Recently Summerly expressed interest in learning ASL, so I pounced on the opportunity and excavated my Baby Signs books from the now very narrow section of “parenting babies” references I’ve kept in the basement. She thumbed through one book and came upon a photograph tucked into the pages. As soon as she handed it to me, the memory came back: I was staying at my mom’s house on a visit to Virginia while living in Connecticut over ten years ago, sitting on her sofa and learning some new ways to communicate with my new son. As a bookmark I was using a photograph I’d found in an old album earlier that day because I felt it was the perfect portrait of parenthood. Here it is, fresh from October of 1982:

The little boy was a neighbor, and the woman reflected in the glass is his mother. I could write a novella on this image, beginning with the boy’s bowl cut, his little fingers gripping the muntin on the door, his baby belly under that shirt with lap shoulders surely made by Gerber, the expression of guileless bemusement he’s wearing. And his mother’s mouth, just visible behind the camera, sporting a smile so broad it creases a circumflex into her cheek as she’s perched on the balls of her sockfeet in a squat to capture her child at eye level. Not to be overlooked is the fact that they’re on opposite sides of a door that is also a window while the lens of her attention is focused on him, on freezing that moment in time onto film, while he gazes elsewhere. There’s also the gauzy, ethereal feeling to the light, partly due to the double exposure–a photograph taken on top of a photograph–which is so often how parenthood feels. Here you are, beholding this human who may bear your resemblance in some fashion but is completely his or her own person, embodying a form that you only know how to see through your own eyes. There’s yet another door and another window in one of the exposures or the other, evidence of passages beyond and through, avenues that sometimes beckon and sometimes repel, pathways that can be closed with intention, opened in invitation, or locked against our every inclination.
And there’s that line of fire licking up at the linoleum along the bottom edge, no doubt the result of light landing on the film when someone opened the back of the camera before the roll had rewound safely back into the blackness of its canister, a reminder that light, while essential to creating a photograph, has the power to burn. Used in just the right applications and amounts, it can create a beautiful composition but, just like so many other things, can wreak ruin if administered in deleterious ways. There’s that child-sized table and chair set in the second exposure (or is that an ironing board?), and what I’m almost positive is a little forlorn-looking white poodle tucked almost impossibly under the contour of the woman’s upraised arm: signs of life, of work and play, of so much else going on to operate the functionality of a family.

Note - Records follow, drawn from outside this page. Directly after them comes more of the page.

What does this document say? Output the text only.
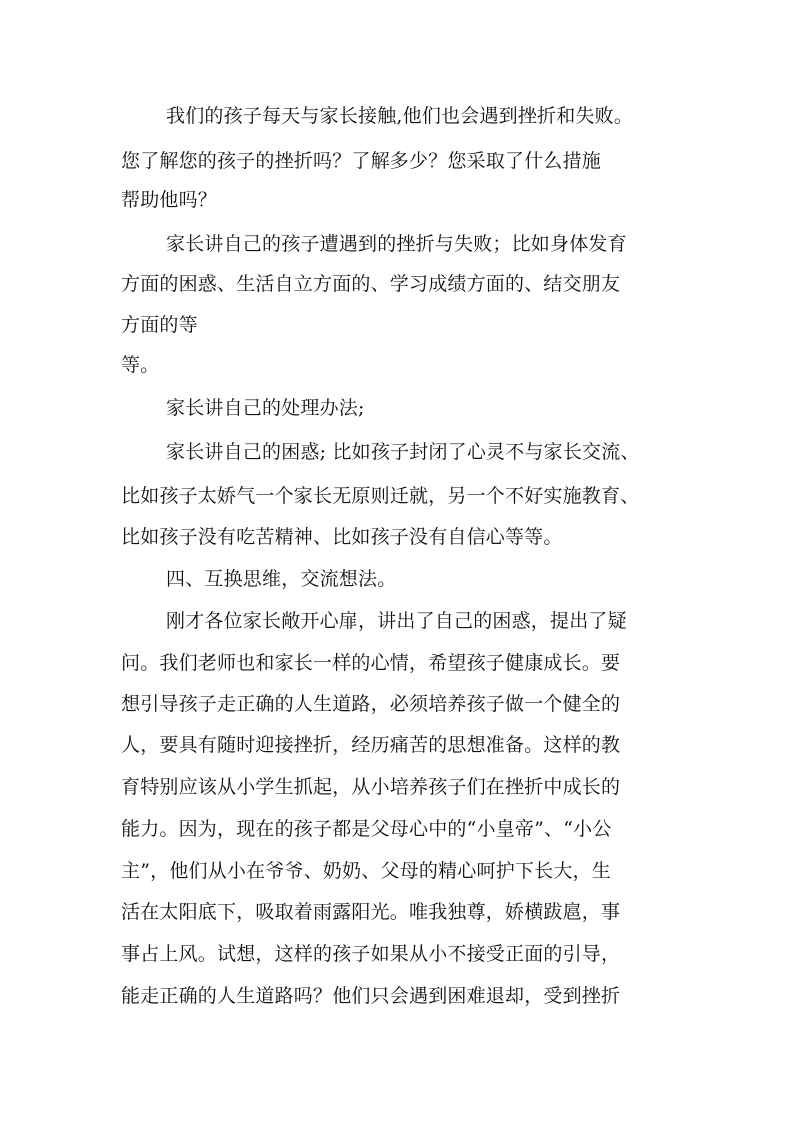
我们的孩子每天与家长接触,他们也会遇到挫折和失败。
您了解您的孩子的挫折吗？了解多少？您采取了什么措施
帮助他吗？
家长讲自己的孩子遭遇到的挫折与失败；比如身体发育
方面的困惑、生活自立方面的、学习成绩方面的、结交朋友
方面的等
等。
家长讲自己的处理办法;
家长讲自己的困惑; 比如孩子封闭了心灵不与家长交流、
比如孩子太娇气一个家长无原则迁就，另一个不好实施教育、
比如孩子没有吃苦精神、比如孩子没有自信心等等。
四、互换思维，交流想法。
刚才各位家长敞开心扉，讲出了自己的困惑，提出了疑
问。我们老师也和家长一样的心情，希望孩子健康成长。要
想引导孩子走正确的人生道路，必须培养孩子做一个健全的
人，要具有随时迎接挫折，经历痛苦的思想准备。这样的教
育特别应该从小学生抓起，从小培养孩子们在挫折中成长的
能力。因为，现在的孩子都是父母心中的“小皇帝”、“小公
主”，他们从小在爷爷、奶奶、父母的精心呵护下长大，生
活在太阳底下，吸取着雨露阳光。唯我独尊，娇横跋扈，事
事占上风。试想，这样的孩子如果从小不接受正面的引导，
能走正确的人生道路吗？他们只会遇到困难退却，受到挫折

After inspecting this photograph for very many minutes, I began to wonder: is the woman reflected in the glass in the first exposure as I’d initially assumed, or was her image part of the second exposure overlaid atop the first? Was she the photographer capturing her son as he stood there on the threshold, or was her image secondarily applied to the film, captured elsewhere at a different time in a context unrelated to the little boy at the door? Was she engaged in the moment or an interloper on the scene, an accidental juxtaposition precipitated by a combination of mechanical and human error? Was she the woman I’d assumed she was in this moment for all of these years, the adoringly proud parent with her focus funneled through the F-stop to suspend this memory in perpetuity? Or was she a specter interfacing with the boy in the doorway, just another of the intersecting angles showcased in this composite image?
I’m sure a professional photographer could answer this question, but I’m content to hold both possibilities as a reflection in and of itself, just as parenthood is a picture made up of blurred lines and counterpoints of ambivalence, a confluence of assuredness tangled up with second-guessing, a swirl of light and color in shades of gray, a cloudburst at noon on a sunny day. The composition of life, like any other kind of art, engenders a multiplicity of interpretations that all exist in a breathless simultaneity, a beautiful nebulousness that actively defies singularity. The line between the known and unknown is as fine as the spine of the tiniest feather, as diaphanous as a thin veil of smoke throwing everything just the slightest bit out of focus. All we can do to impress a precious moment into the future is squint through that viewfinder, invite the right balance of light, twist the lens toward clarity, release the shutter, and hope for the best.